Стены этого зала затягивала плотная жесткая ткань; она же укрывала столы и обтягивала плетеные рамы, отгораживая дальний угол. Тусклое зеркало, куб на кованых ножках, жаровня под вздутой крышкой из потемневшей бронзы и ящик с брусками жирного угля. Стул с высокой спинкой и ремнями на подлокотниках. Мозаичная маска из кусочков синего и желтого стекла на белом полотне. Неуютное место. Всякий раз, стоило переступить порог этой комнаты, шрам оживал. Иногда он покалывал, напоминая о своем существовании, иногда ныл, тяжелел, разгоняя жар по крови, а порой и вовсе вспыхивал резкой, сводившей скулы болью. Ирджин уверял, что это нормально, говорил о скланах, эмане и его отпечатках, давал бурую, с серным запахом мазь. От нее лицо немело, а потом долго отходило; дергало мелкой судорогой щеку и шею, но болеть переставало.

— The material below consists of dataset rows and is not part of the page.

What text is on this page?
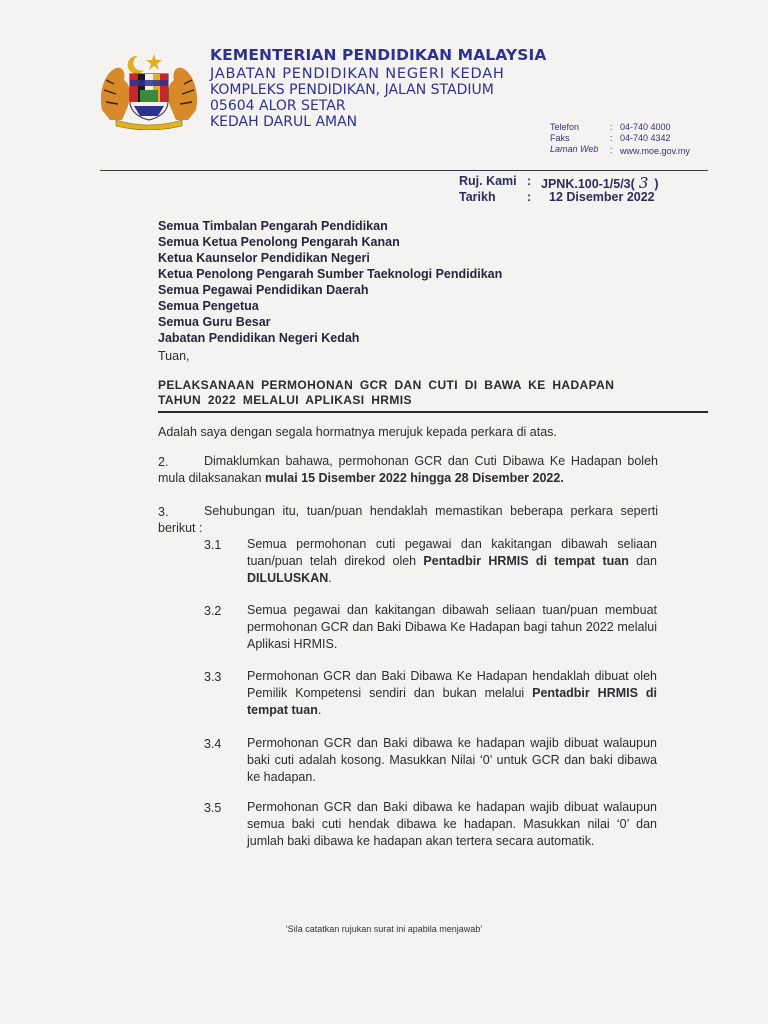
KEMENTERIAN PENDIDIKAN MALAYSIA
JABATAN PENDIDIKAN NEGERI KEDAH
KOMPLEKS PENDIDIKAN, JALAN STADIUM
05604 ALOR SETAR
KEDAH DARUL AMAN	Telefon	: 04-740 4000
Faks	: 04-740 4342
Laman Web : www.moe.gov.my
Ruj. Kami : JPNK.100-1/5/3( 3 )
Tarikh	: 12 Disember 2022
Semua Timbalan Pengarah Pendidikan
Semua Ketua Penolong Pengarah Kanan
Ketua Kaunselor Pendidikan Negeri
Ketua Penolong Pengarah Sumber Taeknologi Pendidikan
Semua Pegawai Pendidikan Daerah
Semua Pengetua
Semua Guru Besar
Jabatan Pendidikan Negeri Kedah
Tuan,
PELAKSANAAN PERMOHONAN GCR DAN CUTI DI BAWA KE HADAPAN TAHUN 2022 MELALUI APLIKASI HRMIS
Adalah saya dengan segala hormatnya merujuk kepada perkara di atas.
2.	Dimaklumkan bahawa, permohonan GCR dan Cuti Dibawa Ke Hadapan boleh mula dilaksanakan mulai 15 Disember 2022 hingga 28 Disember 2022.
3.	Sehubungan itu, tuan/puan hendaklah memastikan beberapa perkara seperti berikut :
3.1 Semua permohonan cuti pegawai dan kakitangan dibawah seliaan tuan/puan telah direkod oleh Pentadbir HRMIS di tempat tuan dan DILULUSKAN.
3.2 Semua pegawai dan kakitangan dibawah seliaan tuan/puan membuat permohonan GCR dan Baki Dibawa Ke Hadapan bagi tahun 2022 melalui Aplikasi HRMIS.
3.3 Permohonan GCR dan Baki Dibawa Ke Hadapan hendaklah dibuat oleh Pemilik Kompetensi sendiri dan bukan melalui Pentadbir HRMIS di tempat tuan.
3.4 Permohonan GCR dan Baki dibawa ke hadapan wajib dibuat walaupun baki cuti adalah kosong. Masukkan Nilai ‘0’ untuk GCR dan baki dibawa ke hadapan.
3.5 Permohonan GCR dan Baki dibawa ke hadapan wajib dibuat walaupun semua baki cuti hendak dibawa ke hadapan. Masukkan nilai ‘0’ dan jumlah baki dibawa ke hadapan akan tertera secara automatik.
‘Sila catatkan rujukan surat ini apabila menjawab’
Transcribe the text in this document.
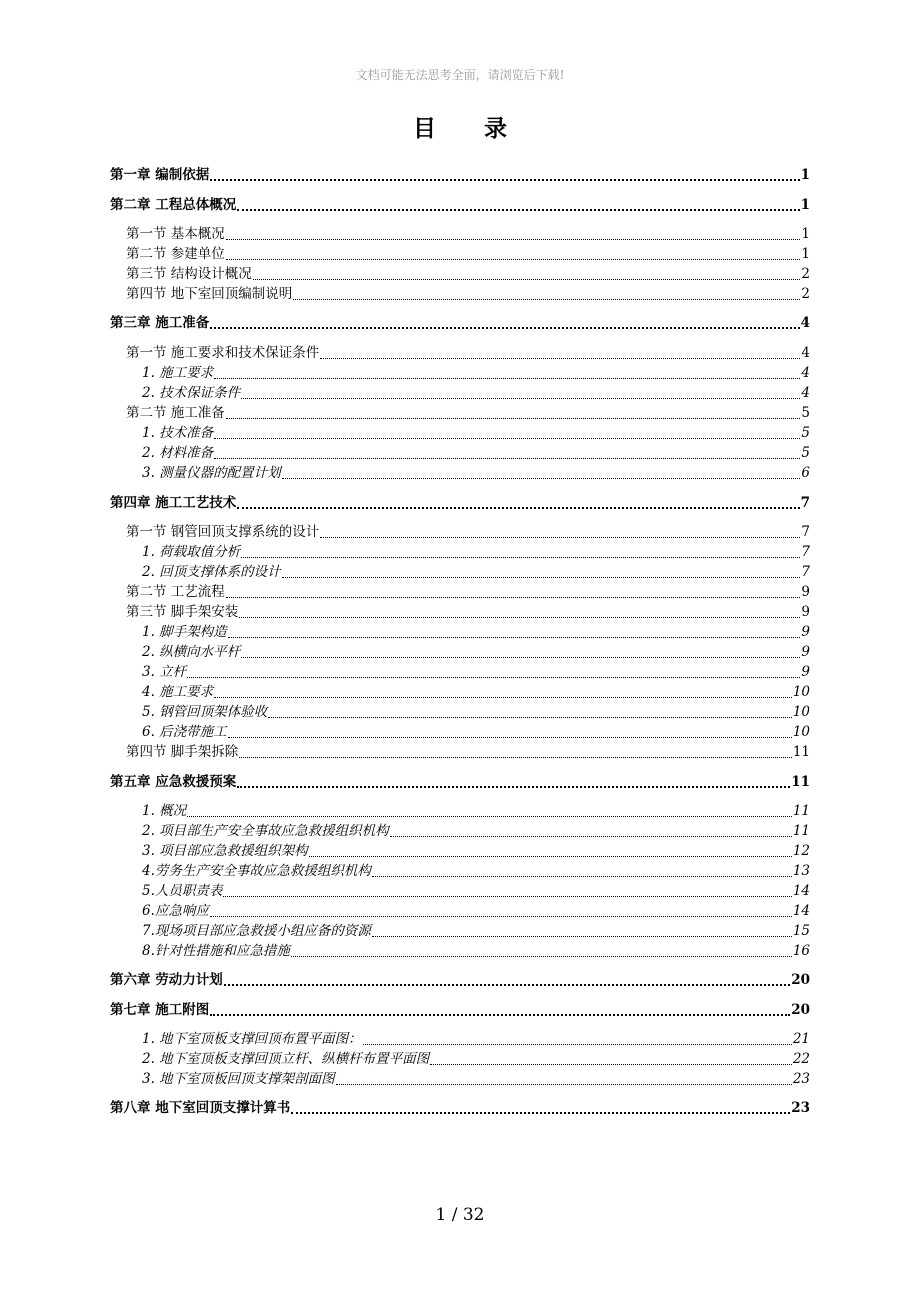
文档可能无法思考全面，请浏览后下载!
目 录
第一章 编制依据	1
第二章 工程总体概况	1
第一节 基本概况	1
第二节 参建单位	1
第三节 结构设计概况	2
第四节 地下室回顶编制说明	2
第三章 施工准备	4
第一节 施工要求和技术保证条件	4
1. 施工要求	4
2. 技术保证条件	4
第二节 施工准备	5
1. 技术准备	5
2. 材料准备	5
3. 测量仪器的配置计划	6
第四章 施工工艺技术	7
第一节 钢管回顶支撑系统的设计	7
1. 荷载取值分析	7
2. 回顶支撑体系的设计	7
第二节 工艺流程	9
第三节 脚手架安装	9
1. 脚手架构造	9
2. 纵横向水平杆	9
3. 立杆	9
4. 施工要求	10
5. 钢管回顶架体验收	10
6. 后浇带施工	10
第四节 脚手架拆除	11
第五章 应急救援预案	11
1. 概况	11
2. 项目部生产安全事故应急救援组织机构	11
3. 项目部应急救援组织架构	12
4.劳务生产安全事故应急救援组织机构	13
5.人员职责表	14
6.应急响应	14
7.现场项目部应急救援小组应备的资源	15
8.针对性措施和应急措施	16
第六章 劳动力计划	20
第七章 施工附图	20
1. 地下室顶板支撑回顶布置平面图：	21
2. 地下室顶板支撑回顶立杆、纵横杆布置平面图	22
3. 地下室顶板回顶支撑架剖面图	23
第八章 地下室回顶支撑计算书	23
1 / 32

— Нет, Орин, сегодня у нас садишься ты, — Ирджин накинул на кресло покрывало и, прибрав ремни, спросил: — Надеюсь, тебя-то привязывать не придется? Это совершенно безопасно. Ты же сам видел.
Орин, разумеется, видел и даже принимал живое участие: помогал усаживать Нардая, затягивал ремни на его руках и ногах, успокаивал пощечинами или, если уж совсем не получалось, запихивал в рот мягкий кожаный ремень. Потом стоял, наблюдая, как Ирджин крепил на скуластом лице блажня стеклянную маску, как подтягивал конструкцию из длинных палок на шарах-суставах, как растягивал золотые нити-паутинки, а на них развешивал вызолоченные же бубенчики.